Hi everyone, I just watched the video about how to use cross validation set to choose the best model. I’m wondering if we use training set and cross validation set to choose the model and use test set to run the test of that model’s prediction. What is the point of test data? If the model is chosen by training set and dev set, and it performs badly on the test set, do we stick to this model or do we choose another one? So is the purpose of test set in this case only to measure how well the model is performing, but not to impact the decision of which model to use?
Maybe this article will clear your doubt.
The test set provides a final check on the performance of your completed system.
If the test set results are not good enough, then you go back to the beginning and improve the model.
Thanks! That makes it much clearer for me.
Got it! Thanks a lot for the answer!
Hi @Junxi_Li ,
It is weird that you get a good result with the validation, and a terrible result with the test. What this tells me is that may be the test dataset has a completely different distribution than the training and validation datasets.
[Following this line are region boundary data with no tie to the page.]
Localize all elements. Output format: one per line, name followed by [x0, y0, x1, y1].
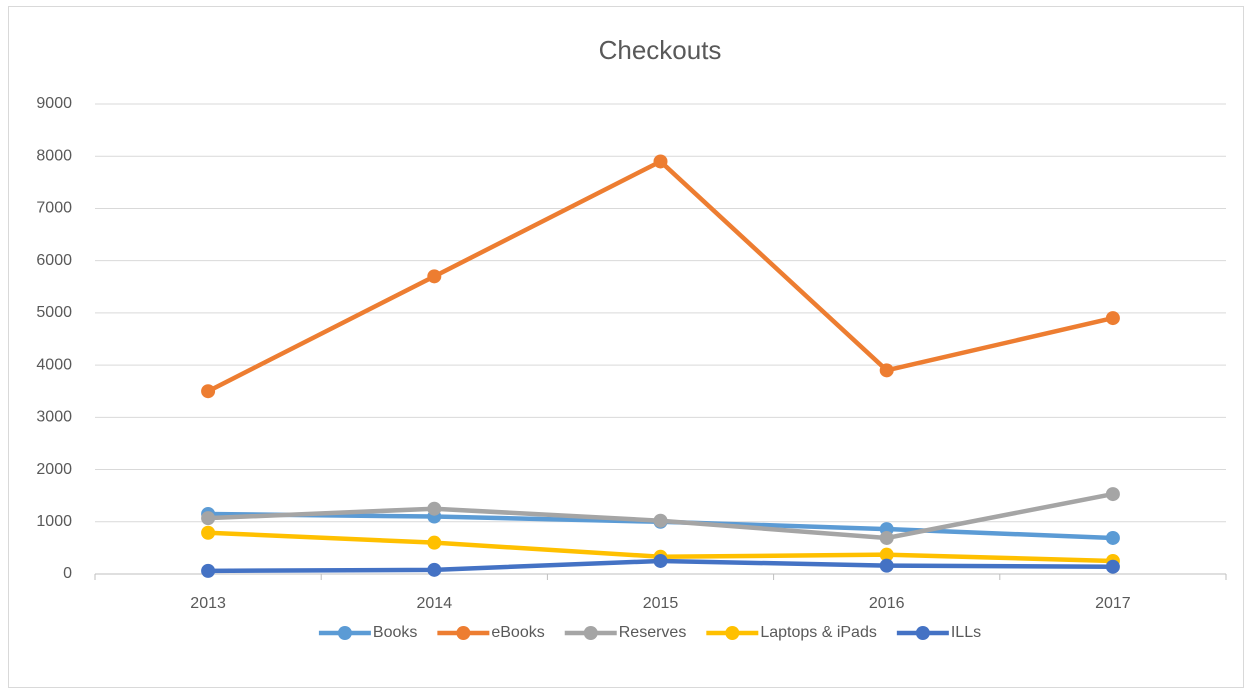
legend-label: eBooks	[491, 624, 544, 641]
data-point	[879, 558, 894, 573]
legend-label: ILLs	[951, 624, 981, 641]
data-point	[201, 511, 216, 526]
y-tick-label: 4000	[36, 356, 72, 373]
data-point	[427, 562, 442, 577]
y-tick-label: 9000	[36, 95, 72, 112]
data-point	[653, 154, 668, 169]
x-tick-label: 2016	[869, 595, 905, 612]
y-tick-label: 0	[63, 565, 72, 582]
legend-label: Laptops & iPads	[760, 624, 877, 641]
x-tick-label: 2013	[190, 595, 226, 612]
data-point	[879, 363, 894, 378]
data-point	[1105, 311, 1120, 326]
y-tick-label: 7000	[36, 200, 72, 217]
data-point	[1105, 559, 1120, 574]
y-tick-label: 8000	[36, 147, 72, 164]
x-tick-label: 2014	[417, 595, 453, 612]
legend-marker	[456, 626, 471, 640]
x-tick-label: 2017	[1095, 595, 1131, 612]
legend-marker	[583, 626, 598, 640]
data-point	[1105, 487, 1120, 502]
y-tick-label: 2000	[36, 461, 72, 478]
data-point	[201, 563, 216, 578]
data-point	[427, 269, 442, 284]
data-point	[427, 501, 442, 516]
y-tick-label: 3000	[36, 409, 72, 426]
data-point	[201, 384, 216, 399]
chart-frame	[8, 6, 1244, 688]
data-point	[427, 535, 442, 550]
y-tick-label: 6000	[36, 252, 72, 269]
legend-marker	[337, 626, 352, 640]
data-point	[653, 513, 668, 528]
data-point	[653, 553, 668, 568]
y-tick-label: 5000	[36, 304, 72, 321]
data-point	[879, 547, 894, 562]
chart-title: Checkouts	[599, 35, 722, 65]
y-tick-label: 1000	[36, 513, 72, 530]
legend-label: Books	[373, 624, 417, 641]
legend-marker	[725, 626, 740, 640]
data-point	[879, 530, 894, 545]
legend-label: Reserves	[619, 624, 687, 641]
data-point	[1105, 530, 1120, 545]
x-tick-label: 2015	[643, 595, 679, 612]
legend-marker	[915, 626, 930, 640]
data-point	[201, 525, 216, 540]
If I were faced with this situation, I would immediately doubt my split and I would start again. I would:
-
Do some EDA in my data to make sure the dataset is healthy
-
Reload and shuffle my data
-
Create the split. In creating the split I would consider doing stratification to make sure that each split has a balanced representation of all classes (particularly in classification models), and also, depending on the case, if applicable I would use grouping to cross-validate, but again making sure the groups are within the same distribution.